Le donne del Marocco hanno organizzato a Rabat e in numerose altre cità cortei di protesta contro quella che giustamente definiscono una legge-scandalo, frutto del peggior tradizionalismo. Per fortuna hanno sentito il dovere di difendere la memoria di Amina anche i genitori, che le prime notizie dicevano avessero abbandonato la ragazza al suo destino. Non è vero, ha protestato il padre, io avevo rifiutato quel matrimonio-riparatore e so che lui ha seguitato a usarle violenza, che la picchiava e le negava il cibo. Anche la madre ha espresso pubblicamente concetti simili.
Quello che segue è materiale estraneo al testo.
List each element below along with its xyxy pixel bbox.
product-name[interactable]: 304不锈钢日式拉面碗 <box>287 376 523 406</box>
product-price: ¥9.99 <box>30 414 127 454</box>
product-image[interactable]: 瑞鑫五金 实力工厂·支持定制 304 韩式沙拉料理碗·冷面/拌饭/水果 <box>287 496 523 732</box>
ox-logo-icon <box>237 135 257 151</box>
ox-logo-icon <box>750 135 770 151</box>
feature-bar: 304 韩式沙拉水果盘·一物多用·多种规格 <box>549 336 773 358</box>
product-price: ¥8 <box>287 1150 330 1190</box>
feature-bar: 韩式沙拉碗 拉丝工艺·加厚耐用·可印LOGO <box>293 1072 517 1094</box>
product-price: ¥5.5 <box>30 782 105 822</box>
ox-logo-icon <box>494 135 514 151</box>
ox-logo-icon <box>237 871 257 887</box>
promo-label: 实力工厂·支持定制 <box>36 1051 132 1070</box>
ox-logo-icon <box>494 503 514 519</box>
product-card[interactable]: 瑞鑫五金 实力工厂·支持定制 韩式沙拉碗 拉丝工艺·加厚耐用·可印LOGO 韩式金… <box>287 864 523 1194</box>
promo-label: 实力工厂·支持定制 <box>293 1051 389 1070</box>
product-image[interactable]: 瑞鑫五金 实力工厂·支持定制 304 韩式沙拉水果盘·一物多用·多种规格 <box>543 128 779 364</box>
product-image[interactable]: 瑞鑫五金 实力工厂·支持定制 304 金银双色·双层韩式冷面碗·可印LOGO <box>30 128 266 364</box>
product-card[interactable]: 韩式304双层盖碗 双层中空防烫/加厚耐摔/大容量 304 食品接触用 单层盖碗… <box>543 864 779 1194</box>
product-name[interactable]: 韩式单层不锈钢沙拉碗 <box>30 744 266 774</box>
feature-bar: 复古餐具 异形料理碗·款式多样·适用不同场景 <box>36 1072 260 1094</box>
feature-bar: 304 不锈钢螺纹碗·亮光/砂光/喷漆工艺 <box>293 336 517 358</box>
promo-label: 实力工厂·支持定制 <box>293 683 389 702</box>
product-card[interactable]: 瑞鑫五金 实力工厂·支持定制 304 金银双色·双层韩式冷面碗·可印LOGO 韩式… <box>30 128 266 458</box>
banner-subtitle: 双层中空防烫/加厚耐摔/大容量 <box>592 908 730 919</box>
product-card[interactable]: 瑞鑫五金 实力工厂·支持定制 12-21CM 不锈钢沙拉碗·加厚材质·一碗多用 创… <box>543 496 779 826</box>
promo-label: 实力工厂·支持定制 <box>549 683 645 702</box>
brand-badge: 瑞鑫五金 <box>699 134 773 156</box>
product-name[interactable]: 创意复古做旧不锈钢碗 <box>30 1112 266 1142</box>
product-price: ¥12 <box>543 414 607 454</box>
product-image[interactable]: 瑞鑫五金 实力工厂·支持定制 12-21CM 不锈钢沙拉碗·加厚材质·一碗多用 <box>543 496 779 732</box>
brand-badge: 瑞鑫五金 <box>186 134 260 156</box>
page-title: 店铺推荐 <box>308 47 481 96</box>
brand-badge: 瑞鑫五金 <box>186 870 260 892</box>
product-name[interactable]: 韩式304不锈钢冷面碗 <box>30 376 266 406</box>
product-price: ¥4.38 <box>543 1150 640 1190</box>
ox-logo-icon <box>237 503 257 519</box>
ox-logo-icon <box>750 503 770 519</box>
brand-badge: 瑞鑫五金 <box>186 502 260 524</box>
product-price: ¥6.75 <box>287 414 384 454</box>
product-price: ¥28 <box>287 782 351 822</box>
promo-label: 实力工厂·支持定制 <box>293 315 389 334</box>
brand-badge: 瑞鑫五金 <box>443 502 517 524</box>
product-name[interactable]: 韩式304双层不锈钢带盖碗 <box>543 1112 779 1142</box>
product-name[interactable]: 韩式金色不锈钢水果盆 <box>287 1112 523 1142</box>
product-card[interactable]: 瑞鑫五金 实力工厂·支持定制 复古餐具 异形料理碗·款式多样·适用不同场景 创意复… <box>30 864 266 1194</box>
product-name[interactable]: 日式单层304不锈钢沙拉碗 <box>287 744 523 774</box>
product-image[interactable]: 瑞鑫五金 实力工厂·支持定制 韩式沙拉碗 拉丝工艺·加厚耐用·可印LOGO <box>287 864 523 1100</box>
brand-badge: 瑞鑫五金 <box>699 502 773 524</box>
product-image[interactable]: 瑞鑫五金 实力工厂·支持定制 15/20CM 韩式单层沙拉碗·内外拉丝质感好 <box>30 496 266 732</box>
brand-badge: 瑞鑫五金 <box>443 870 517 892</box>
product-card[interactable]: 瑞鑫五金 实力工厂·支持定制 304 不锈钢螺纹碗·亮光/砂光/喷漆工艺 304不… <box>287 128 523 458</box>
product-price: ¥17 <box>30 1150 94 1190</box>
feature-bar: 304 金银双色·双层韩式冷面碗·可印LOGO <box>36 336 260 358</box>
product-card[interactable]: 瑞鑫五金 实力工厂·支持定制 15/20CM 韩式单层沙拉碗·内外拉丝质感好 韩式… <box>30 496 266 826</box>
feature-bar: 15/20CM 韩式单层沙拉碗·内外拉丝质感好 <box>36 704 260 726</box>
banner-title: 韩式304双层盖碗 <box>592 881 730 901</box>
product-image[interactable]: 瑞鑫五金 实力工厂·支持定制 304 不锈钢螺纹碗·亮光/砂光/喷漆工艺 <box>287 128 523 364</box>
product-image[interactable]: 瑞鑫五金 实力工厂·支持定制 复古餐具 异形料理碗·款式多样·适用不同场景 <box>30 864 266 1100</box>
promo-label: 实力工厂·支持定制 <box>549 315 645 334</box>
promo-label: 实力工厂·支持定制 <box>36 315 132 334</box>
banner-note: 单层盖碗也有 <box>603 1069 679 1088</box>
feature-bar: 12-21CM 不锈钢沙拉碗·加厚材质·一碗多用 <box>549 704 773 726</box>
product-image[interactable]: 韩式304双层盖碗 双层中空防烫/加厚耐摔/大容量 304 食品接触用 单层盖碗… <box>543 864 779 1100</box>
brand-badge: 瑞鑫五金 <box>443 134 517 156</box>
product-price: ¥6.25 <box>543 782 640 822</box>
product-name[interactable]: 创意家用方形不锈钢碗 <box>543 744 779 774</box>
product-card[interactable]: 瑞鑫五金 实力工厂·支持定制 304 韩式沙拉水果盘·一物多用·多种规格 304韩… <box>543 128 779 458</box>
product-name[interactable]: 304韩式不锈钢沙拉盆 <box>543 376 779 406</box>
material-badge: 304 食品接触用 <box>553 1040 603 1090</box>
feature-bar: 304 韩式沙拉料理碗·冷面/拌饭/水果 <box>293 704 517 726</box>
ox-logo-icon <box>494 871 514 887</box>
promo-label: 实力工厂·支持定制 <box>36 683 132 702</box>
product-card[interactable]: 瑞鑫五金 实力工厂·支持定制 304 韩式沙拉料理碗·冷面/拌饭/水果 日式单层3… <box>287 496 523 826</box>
Ma la vera notizia riguarda la reazione del governo. La ministra portavoce dell’esecutivo del Marocco ha detto che il governo vuole aprire un ampio confronto sociale per giungere alla modifica delle leggi che definiscono la condizione della donna e che questa disposizione in particolare va cambiata. Peccato però che il ministro dell’interno l’abbia smentita a stretto giro di posta, dicendo che Amina non veniva violentata, lei aveva con il marito normali rapporti coniugali. La ministra portavoce, dopo un’affermazione del genere da parte del ministro dell’interno, cosa farà?